Let the finished slip rest for at least 24 hours before casting. This allows air bubbles to rise out and the chemistry to stabilize. Sieve the slip through a mesh screen (80 to 100 mesh) before use to catch any lumps or debris.
Testing Specific Gravity
Specific gravity tells you the ratio of solids to water in your slip. It’s the single most important quality measurement. Most clay-based casting slips work best at a specific gravity of around 1.75 to 1.80. Beginners should target 1.75, which gives a more forgiving margin of error.
To measure it, you can use a hydrometer designed for ceramic slips, or simply weigh a known volume of slip and divide by the weight of the same volume of water. For example, if 100 milliliters of water weighs 100 grams and 100 milliliters of your slip weighs 175 grams, your specific gravity is 1.75.
If your specific gravity is too low, the slip has too much water and will cast slowly with weak walls. If it’s too high, the slip may be too thick to pour cleanly into detailed molds. Getting this number right before you start casting saves a lot of frustration.

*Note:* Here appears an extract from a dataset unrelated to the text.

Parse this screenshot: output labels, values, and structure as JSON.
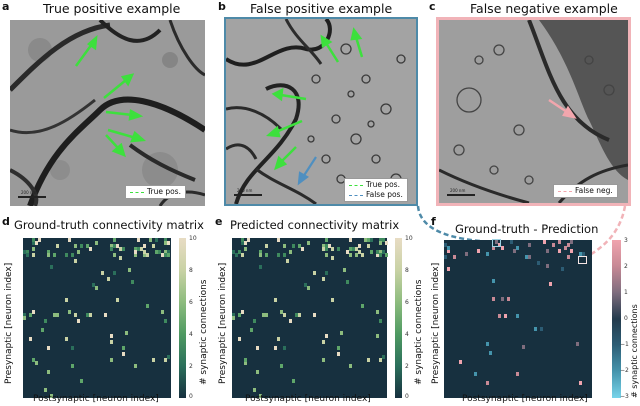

How to Adjust Problem Slip
The most common mistake is adding too much deflocculant. There’s a sweet spot: too little and the slip is thick and sluggish, too much and it actually reverses, becoming thick and gel-like again. This over-deflocculated state is difficult to fix. If you suspect you’ve gone past the optimum, you can try adding a tiny amount of vinegar or Epsom salt (a flocculant) to pull the chemistry back, but prevention is far easier than correction. Always add deflocculant in small increments.
If your slip is casting too thin and pieces aren’t releasing from the mold properly, try adding about 0.5% bentonite. This makes the slip slightly stickier, slowing down both casting time and release time, which often solves release problems. When draining excess slip from a mold, hold it nearly horizontal rather than flipping it upside down quickly. This prevents suction from pulling the still-soft cast away from the mold wall.
Pinholes in finished pieces usually come from air trapped in the slip. Screen and stir your slip gently before each use, and let freshly mixed batches rest overnight. Cracks during drying often point to uneven wall thickness or drafts. Cast in a consistent environment and rotate molds occasionally for even absorption.
Casting With Your Slip
Pour the slip steadily into your plaster mold, filling it completely. The plaster immediately starts drawing water from the slip, building a layer of firm clay against the mold wall. For most pieces, a wall thickness of 5 to 10 millimeters works well, which typically takes 10 to 15 minutes depending on the mold’s absorbency and the slip’s specific gravity. Leaving the slip in longer produces thicker walls.
Once you’ve reached the wall thickness you want, carefully pour the excess slip back into your container. Tilt the mold slowly and let it drain completely, then leave it inverted at an angle so the last bit of liquid runs out. The cast piece will continue to firm up and shrink slightly, eventually pulling away from the mold walls on its own. At that point you can gently remove it, clean up seam lines, and let it dry evenly before firing.
Between pours, stir your slip gently to keep it homogeneous. Casting slip is reusable: just pour the excess back in. Over time, the slip will thicken as it loses water to the molds. You can add small amounts of water and deflocculant to bring it back to the correct specific gravity, but always re-test rather than guessing.